The choosing[] array ensures that the number assignment is atomic in effect. If a process is choosing its number, others wait before reading it to avoid inconsistency. Without this, another process might read a partially updated number.

Mutual Exclusion: Suppose two processes, i and j, are in the critical section at the same time. That would mean both passed the for loop and believed they had priority. But the check number[j] < number[i] or same number with smaller ID guarantees that one must wait. This contradiction shows that both cannot enter simultaneously. Hence, mutual exclusion holds.

Bounded Waiting: A process i takes a number greater than any currently assigned. Since all other processes eventually leave the critical section and reset their number to 0, process i will see a moment when no one has a smaller ticket, and will proceed. Therefore, no starvation, bounded waiting is ensured.

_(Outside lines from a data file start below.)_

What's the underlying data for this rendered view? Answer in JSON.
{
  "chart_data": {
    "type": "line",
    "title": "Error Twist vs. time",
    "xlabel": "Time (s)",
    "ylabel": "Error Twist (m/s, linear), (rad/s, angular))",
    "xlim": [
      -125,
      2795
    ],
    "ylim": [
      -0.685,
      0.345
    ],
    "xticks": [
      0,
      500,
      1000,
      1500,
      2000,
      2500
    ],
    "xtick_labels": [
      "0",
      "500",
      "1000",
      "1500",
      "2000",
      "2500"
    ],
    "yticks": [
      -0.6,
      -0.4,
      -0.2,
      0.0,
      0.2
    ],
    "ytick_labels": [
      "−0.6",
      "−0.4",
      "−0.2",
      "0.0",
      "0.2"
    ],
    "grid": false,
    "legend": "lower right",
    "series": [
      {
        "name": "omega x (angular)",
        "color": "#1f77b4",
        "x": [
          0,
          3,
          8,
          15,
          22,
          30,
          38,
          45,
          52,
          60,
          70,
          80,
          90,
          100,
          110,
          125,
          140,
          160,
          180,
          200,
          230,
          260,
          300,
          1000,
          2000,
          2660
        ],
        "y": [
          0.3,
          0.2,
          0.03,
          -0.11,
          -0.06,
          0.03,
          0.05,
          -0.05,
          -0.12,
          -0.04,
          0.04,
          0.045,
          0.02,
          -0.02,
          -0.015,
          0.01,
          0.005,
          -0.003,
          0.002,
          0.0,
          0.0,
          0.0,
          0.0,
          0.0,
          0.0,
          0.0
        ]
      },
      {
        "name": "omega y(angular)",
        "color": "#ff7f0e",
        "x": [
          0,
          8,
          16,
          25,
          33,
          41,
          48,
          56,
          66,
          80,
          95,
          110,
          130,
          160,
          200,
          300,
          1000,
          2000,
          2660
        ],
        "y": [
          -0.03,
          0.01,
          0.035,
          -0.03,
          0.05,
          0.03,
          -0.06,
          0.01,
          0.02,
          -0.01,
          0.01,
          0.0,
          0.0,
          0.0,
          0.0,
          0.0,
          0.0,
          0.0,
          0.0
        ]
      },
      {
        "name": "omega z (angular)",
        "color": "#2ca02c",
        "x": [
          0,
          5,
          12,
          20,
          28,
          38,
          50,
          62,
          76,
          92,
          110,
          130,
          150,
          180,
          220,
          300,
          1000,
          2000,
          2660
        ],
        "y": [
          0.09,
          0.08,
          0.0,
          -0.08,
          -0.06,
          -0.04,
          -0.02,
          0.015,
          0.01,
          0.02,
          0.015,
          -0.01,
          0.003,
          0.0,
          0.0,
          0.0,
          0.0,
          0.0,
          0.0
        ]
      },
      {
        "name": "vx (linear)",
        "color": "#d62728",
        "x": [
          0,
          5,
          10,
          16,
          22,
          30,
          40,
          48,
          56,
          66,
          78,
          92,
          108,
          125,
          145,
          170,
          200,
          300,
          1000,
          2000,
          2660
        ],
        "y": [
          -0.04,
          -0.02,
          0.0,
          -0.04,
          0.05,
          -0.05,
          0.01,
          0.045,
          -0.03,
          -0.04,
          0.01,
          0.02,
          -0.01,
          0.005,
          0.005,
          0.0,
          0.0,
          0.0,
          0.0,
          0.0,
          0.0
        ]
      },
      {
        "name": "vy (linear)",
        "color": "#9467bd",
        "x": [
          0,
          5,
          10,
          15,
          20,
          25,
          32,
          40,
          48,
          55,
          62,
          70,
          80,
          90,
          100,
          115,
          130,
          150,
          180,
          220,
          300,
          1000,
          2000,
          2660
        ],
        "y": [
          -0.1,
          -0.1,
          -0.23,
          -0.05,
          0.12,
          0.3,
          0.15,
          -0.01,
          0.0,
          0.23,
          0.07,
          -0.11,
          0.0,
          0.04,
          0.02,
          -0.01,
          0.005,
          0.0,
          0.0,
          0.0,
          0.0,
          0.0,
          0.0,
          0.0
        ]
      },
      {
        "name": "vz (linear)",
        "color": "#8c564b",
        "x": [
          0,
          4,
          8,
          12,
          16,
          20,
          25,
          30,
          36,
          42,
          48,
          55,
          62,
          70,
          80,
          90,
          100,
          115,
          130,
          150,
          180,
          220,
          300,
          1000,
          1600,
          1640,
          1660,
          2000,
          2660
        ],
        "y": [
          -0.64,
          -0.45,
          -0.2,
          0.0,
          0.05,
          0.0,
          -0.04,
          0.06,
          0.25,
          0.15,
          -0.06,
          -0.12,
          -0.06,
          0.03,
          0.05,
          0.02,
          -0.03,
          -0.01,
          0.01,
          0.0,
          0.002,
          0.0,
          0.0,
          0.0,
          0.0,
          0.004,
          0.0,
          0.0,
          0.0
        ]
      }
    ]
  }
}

Progress: If no one is in the critical section, there must exist at least one process with the smallest non-zero ticket. That process will not be blocked and will proceed. Hence, there is no deadlock or unnecessary delay, the system makes progress.

Assumptions:

  • All read and write operations to shared memory are atomic (word-level).
  • Sequential consistency: writes by one thread are seen in order by all others.
  • No compiler or CPU instruction reordering without barriers.
  • Typically safe only on single-core systems without explicit memory fences.
On modern multi-core systems, memory barriers (fences) must be used to preserve correctness.